The executive branch of government -- personified in this instance by Boris Yeltsin, George Bush and Bill Clinton -- succeeded during the course of the Washington summit in reducing the legislative branch -- in this case the U.S. Congress -- to cheerleading and pettifoggery.
With partisanship holding sway as usual, lawmakers succeeded in delaying passage of a measure unlocking a $24 billion Western aid package for former Soviet states until after the Russian president was out of the country. Yet members of Congress were so wowed by Mr. Yeltsin's speech on Capitol Hill attacking communism and promising nuclear arms cuts that passage became a sure thing. Many lawmakers seemed relieved that the Yeltsin performance made it easier for them to vote for foreign aid despite a recession that has focused American opinion on domestic needs.
The outlook now is that Congress will first adopt a $1.3 billion urban assistance bill to provide for summer jobs and the post-riot requirements of Los Angeles just before giving approval to legislation increasing the U.S. commitment to the International Monetary Fund by $12 billion. This is supposed to represent some kind of Democratic victory.
That executive power creates a do-something mindset that is different from legislative skepticism and maneuver was inadvertently underscored by prospective Democratic presidential nominee Bill Clinton, who met yesterday with Mr.

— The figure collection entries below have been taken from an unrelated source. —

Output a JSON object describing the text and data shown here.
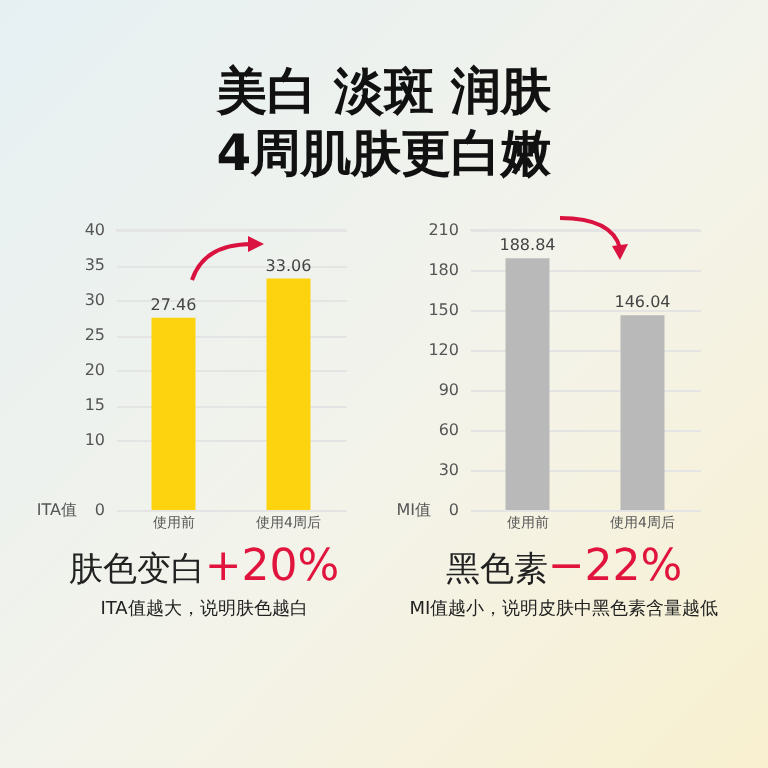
{
  "chart_data": [
    {
      "type": "other",
      "title": "美白 淡斑 润肤",
      "subtitle": "4周肌肤更白嫩"
    },
    {
      "type": "bar",
      "categories": [
        "使用前",
        "使用4周后"
      ],
      "values": [
        27.46,
        33.06
      ],
      "color": "#fdd30f",
      "ylabel": "ITA值",
      "ylim": [
        0,
        40
      ],
      "yticks": [
        0,
        10,
        15,
        20,
        25,
        30,
        35,
        40
      ],
      "grid": "y",
      "data_labels": true,
      "annotations": [
        "肤色变白+20%",
        "ITA值越大，说明肤色越白"
      ]
    },
    {
      "type": "bar",
      "categories": [
        "使用前",
        "使用4周后"
      ],
      "values": [
        188.84,
        146.04
      ],
      "color": "#b9b9b9",
      "ylabel": "MI值",
      "ylim": [
        0,
        210
      ],
      "yticks": [
        0,
        30,
        60,
        90,
        120,
        150,
        180,
        210
      ],
      "grid": "y",
      "data_labels": true,
      "annotations": [
        "黑色素−22%",
        "MI值越小，说明皮肤中黑色素含量越低"
      ]
    }
  ]
}
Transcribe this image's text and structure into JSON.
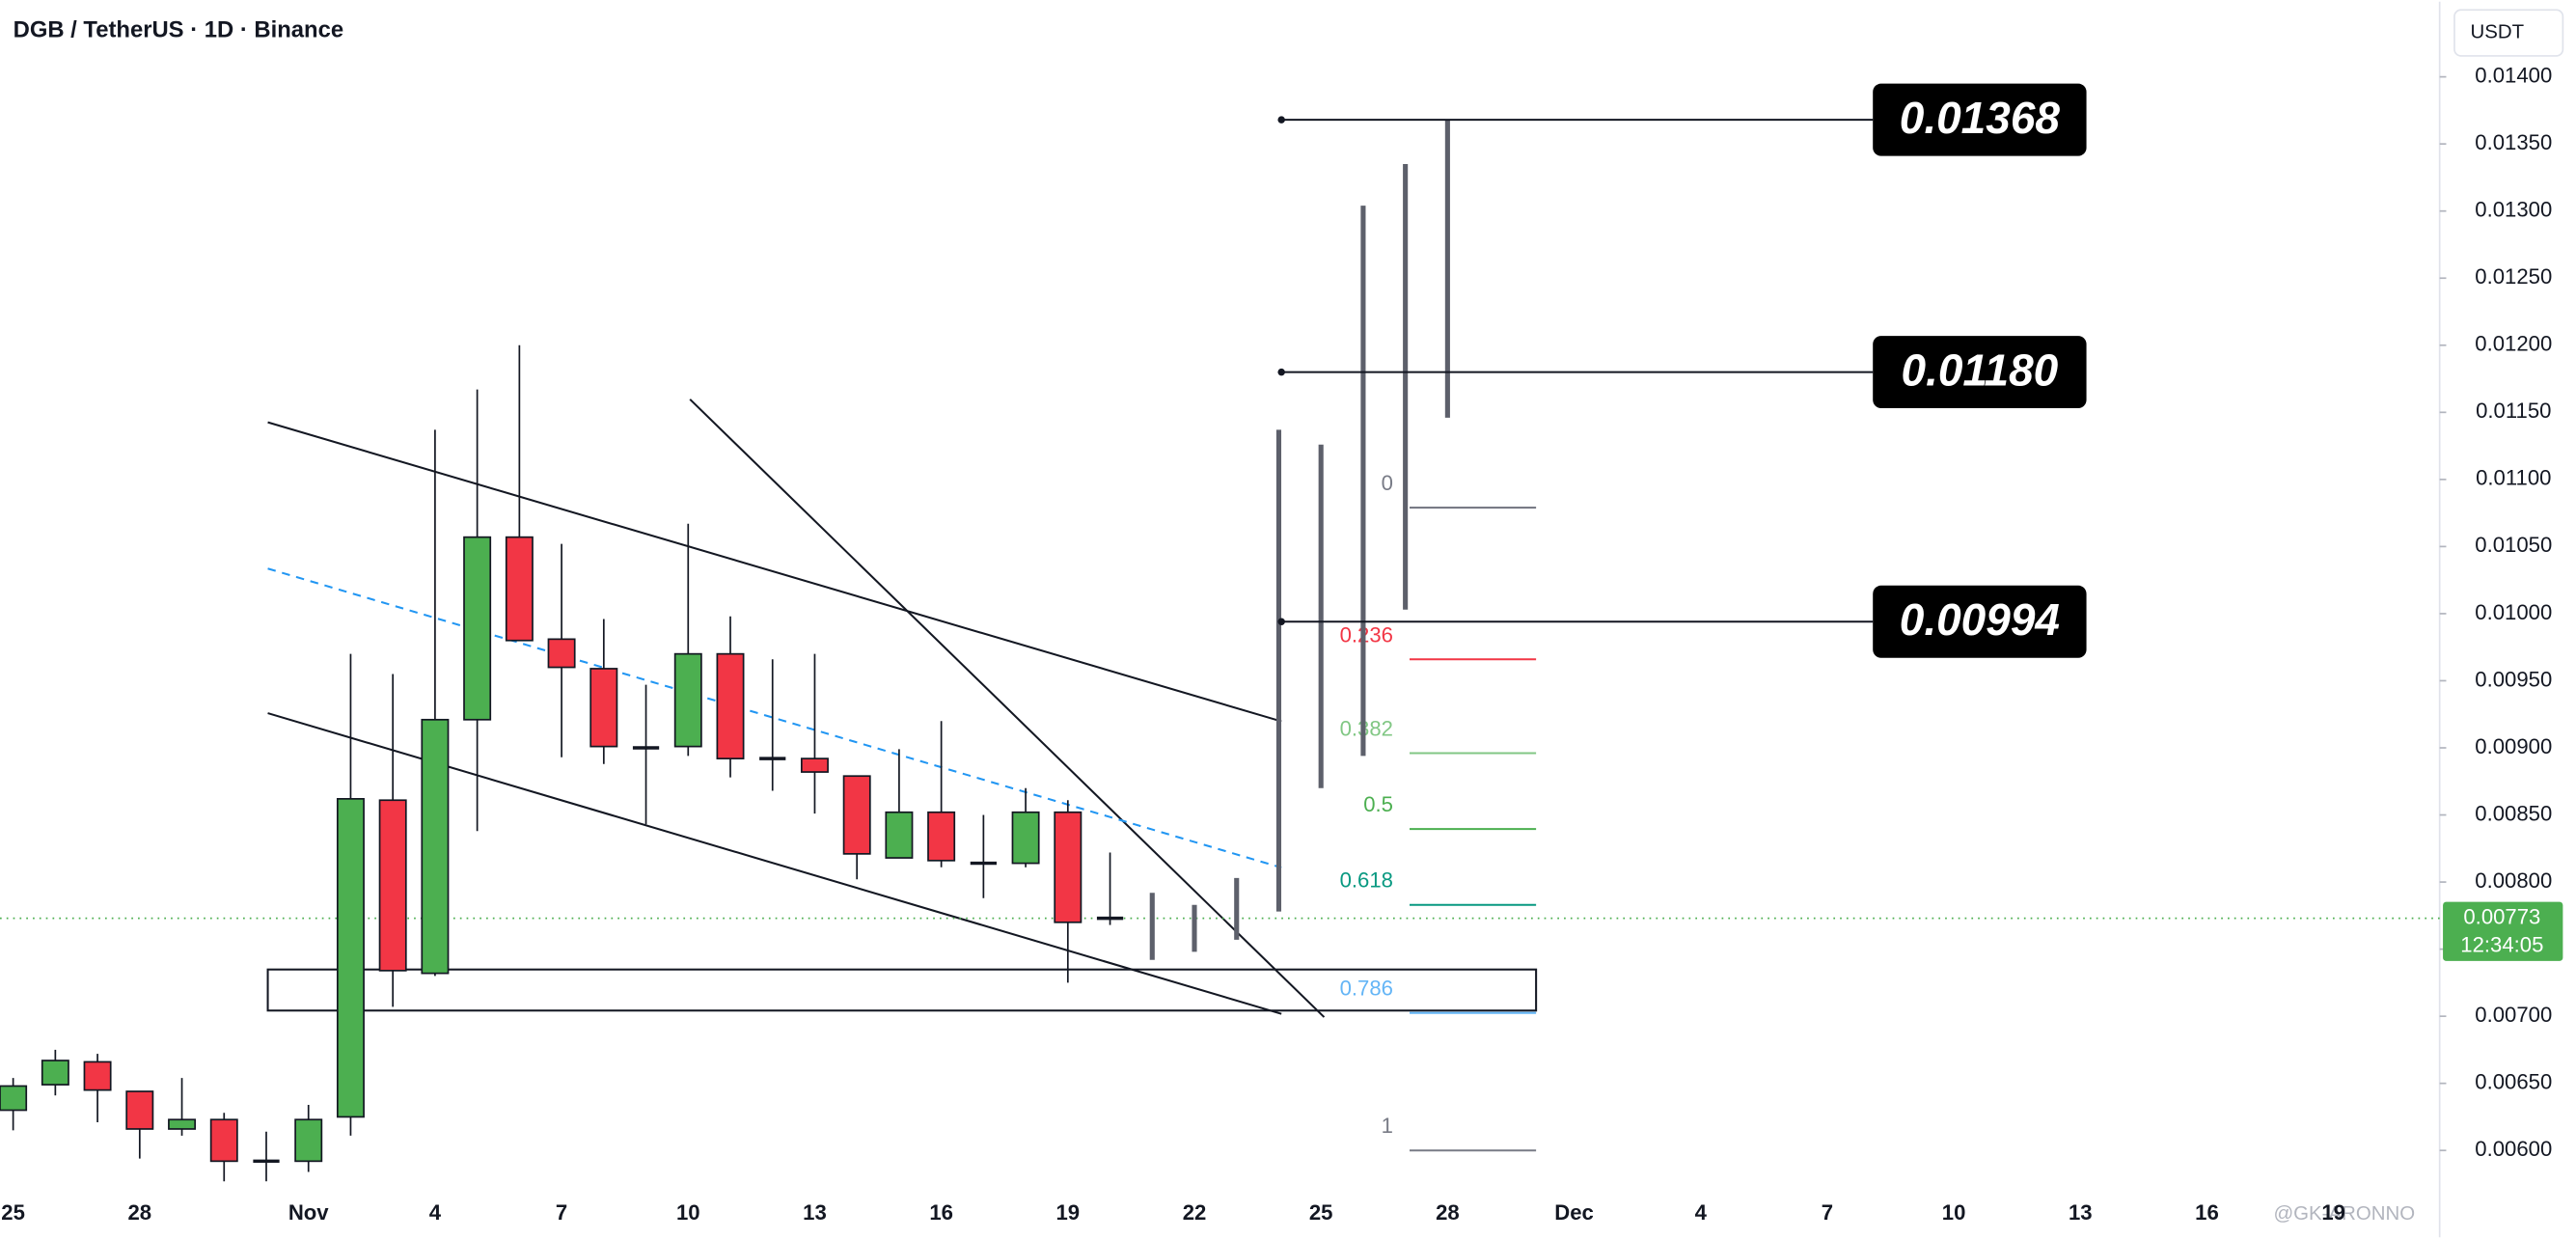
{
  "header": {
    "title": "DGB / TetherUS · 1D · Binance",
    "currency": "USDT",
    "watermark": "@GK-ARONNO"
  },
  "chart_data": {
    "type": "candlestick",
    "categories": [
      "25",
      null,
      null,
      "28",
      null,
      null,
      null,
      "Nov",
      null,
      null,
      "4",
      null,
      null,
      "7",
      null,
      null,
      "10",
      null,
      null,
      "13",
      null,
      null,
      "16",
      null,
      null,
      "19",
      null,
      null,
      "22",
      null,
      null,
      "25",
      null,
      null,
      "28",
      null,
      null,
      "Dec",
      null,
      null,
      "4",
      null,
      null,
      "7",
      null,
      null,
      "10",
      null,
      null,
      "13",
      null,
      null,
      "16",
      null,
      null,
      "19"
    ],
    "open": [
      0.0063,
      0.00649,
      0.00666,
      0.00644,
      0.00616,
      0.00623,
      0.00592,
      0.00592,
      0.00625,
      0.00861,
      0.00732,
      0.00921,
      0.01057,
      0.00981,
      0.00959,
      0.009,
      0.00901,
      0.0097,
      0.00892,
      0.00892,
      0.00879,
      0.00818,
      0.00852,
      0.00814,
      0.00814,
      0.00852,
      0.00773,
      null,
      null,
      null,
      null,
      null,
      null,
      null,
      null,
      null,
      null,
      null,
      null,
      null,
      null,
      null,
      null,
      null,
      null,
      null,
      null,
      null,
      null,
      null,
      null,
      null,
      null,
      null,
      null,
      null
    ],
    "high": [
      0.00654,
      0.00675,
      0.00672,
      0.00644,
      0.00654,
      0.00628,
      0.00614,
      0.00634,
      0.0097,
      0.00955,
      0.01137,
      0.01167,
      0.012,
      0.01052,
      0.00996,
      0.00947,
      0.01067,
      0.00998,
      0.00966,
      0.0097,
      0.00879,
      0.00899,
      0.0092,
      0.0085,
      0.0087,
      0.00861,
      0.00822,
      null,
      null,
      null,
      null,
      null,
      null,
      null,
      null,
      null,
      null,
      null,
      null,
      null,
      null,
      null,
      null,
      null,
      null,
      null,
      null,
      null,
      null,
      null,
      null,
      null,
      null,
      null,
      null,
      null
    ],
    "low": [
      0.00615,
      0.00641,
      0.00621,
      0.00594,
      0.00611,
      0.00577,
      0.00577,
      0.00584,
      0.00611,
      0.00707,
      0.0073,
      0.00838,
      0.0098,
      0.00893,
      0.00888,
      0.00843,
      0.00894,
      0.00878,
      0.00868,
      0.00851,
      0.00802,
      0.00818,
      0.00811,
      0.00788,
      0.00811,
      0.00725,
      0.00768,
      null,
      null,
      null,
      null,
      null,
      null,
      null,
      null,
      null,
      null,
      null,
      null,
      null,
      null,
      null,
      null,
      null,
      null,
      null,
      null,
      null,
      null,
      null,
      null,
      null,
      null,
      null,
      null,
      null
    ],
    "close": [
      0.00648,
      0.00667,
      0.00645,
      0.00616,
      0.00623,
      0.00592,
      0.00592,
      0.00623,
      0.00862,
      0.00734,
      0.00921,
      0.01057,
      0.0098,
      0.0096,
      0.00901,
      0.009,
      0.0097,
      0.00892,
      0.00892,
      0.00882,
      0.00821,
      0.00852,
      0.00816,
      0.00814,
      0.00852,
      0.0077,
      0.00773,
      null,
      null,
      null,
      null,
      null,
      null,
      null,
      null,
      null,
      null,
      null,
      null,
      null,
      null,
      null,
      null,
      null,
      null,
      null,
      null,
      null,
      null,
      null,
      null,
      null,
      null,
      null,
      null,
      null
    ],
    "up_color": "#4caf50",
    "down_color": "#f23645",
    "projection": {
      "color": "#5d606b",
      "low": [
        null,
        null,
        null,
        null,
        null,
        null,
        null,
        null,
        null,
        null,
        null,
        null,
        null,
        null,
        null,
        null,
        null,
        null,
        null,
        null,
        null,
        null,
        null,
        null,
        null,
        null,
        null,
        0.00742,
        0.00748,
        0.00757,
        0.00778,
        0.0087,
        0.00894,
        0.01003,
        0.01146,
        null,
        null,
        null,
        null,
        null,
        null,
        null,
        null,
        null,
        null,
        null,
        null,
        null,
        null,
        null,
        null,
        null,
        null,
        null,
        null,
        null
      ],
      "high": [
        null,
        null,
        null,
        null,
        null,
        null,
        null,
        null,
        null,
        null,
        null,
        null,
        null,
        null,
        null,
        null,
        null,
        null,
        null,
        null,
        null,
        null,
        null,
        null,
        null,
        null,
        null,
        0.00792,
        0.00783,
        0.00803,
        0.01137,
        0.01126,
        0.01304,
        0.01335,
        0.01368,
        null,
        null,
        null,
        null,
        null,
        null,
        null,
        null,
        null,
        null,
        null,
        null,
        null,
        null,
        null,
        null,
        null,
        null,
        null,
        null,
        null
      ]
    },
    "targets": [
      {
        "value": 0.01368,
        "label": "0.01368"
      },
      {
        "value": 0.0118,
        "label": "0.01180"
      },
      {
        "value": 0.00994,
        "label": "0.00994"
      }
    ],
    "fib": {
      "high": 0.01079,
      "low": 0.006,
      "levels": [
        0,
        0.236,
        0.382,
        0.5,
        0.618,
        0.786,
        1
      ],
      "colors": [
        "#787b86",
        "#f23645",
        "#81c784",
        "#4caf50",
        "#089981",
        "#64b5f6",
        "#787b86"
      ]
    },
    "last_price": 0.00773,
    "countdown": "12:34:05",
    "last_price_color": "#4caf50",
    "ylim": [
      0.00572,
      0.01456
    ],
    "yticks": [
      {
        "value": 0.006,
        "label": "0.00600"
      },
      {
        "value": 0.0065,
        "label": "0.00650"
      },
      {
        "value": 0.007,
        "label": "0.00700"
      },
      {
        "value": 0.0075,
        "label": "0.00750"
      },
      {
        "value": 0.008,
        "label": "0.00800"
      },
      {
        "value": 0.0085,
        "label": "0.00850"
      },
      {
        "value": 0.009,
        "label": "0.00900"
      },
      {
        "value": 0.0095,
        "label": "0.00950"
      },
      {
        "value": 0.01,
        "label": "0.01000"
      },
      {
        "value": 0.0105,
        "label": "0.01050"
      },
      {
        "value": 0.011,
        "label": "0.01100"
      },
      {
        "value": 0.0115,
        "label": "0.01150"
      },
      {
        "value": 0.012,
        "label": "0.01200"
      },
      {
        "value": 0.0125,
        "label": "0.01250"
      },
      {
        "value": 0.013,
        "label": "0.01300"
      },
      {
        "value": 0.0135,
        "label": "0.01350"
      },
      {
        "value": 0.014,
        "label": "0.01400"
      }
    ]
  }
}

Yeltsin. Afterward, Governor Clinton said he would try to convince his fellow Democrats on Capitol Hill that quick passage of the Russian aid package would be a good thing. "I think we have a very great interest in seeing that [Russia's] experiment with democracy succeeds and becomes permanent and irreversible," he said, thus stating the obvious to everyone except the nose-counters on Capitol Hill.
One is left wondering why Congress is so bereft of leadership, why it is so vulnerable to passing spectacle and emotion, why its various factions feel it necessary to grapple with one another like so many sumi wrestlers when three rounds of lightweight boxing and a quick decision would do.
National interests are palpably served both by aid to troubled cities at home and the fledgling Russian democracy abroad. But Capitol Hill partisans, though they had justifiable complaints about White House wobbling and bickering, especially over the size of the urban aid plan, could not resist the chance to engage in the old game of linkage, tradeoffs and political posturing. Too bad.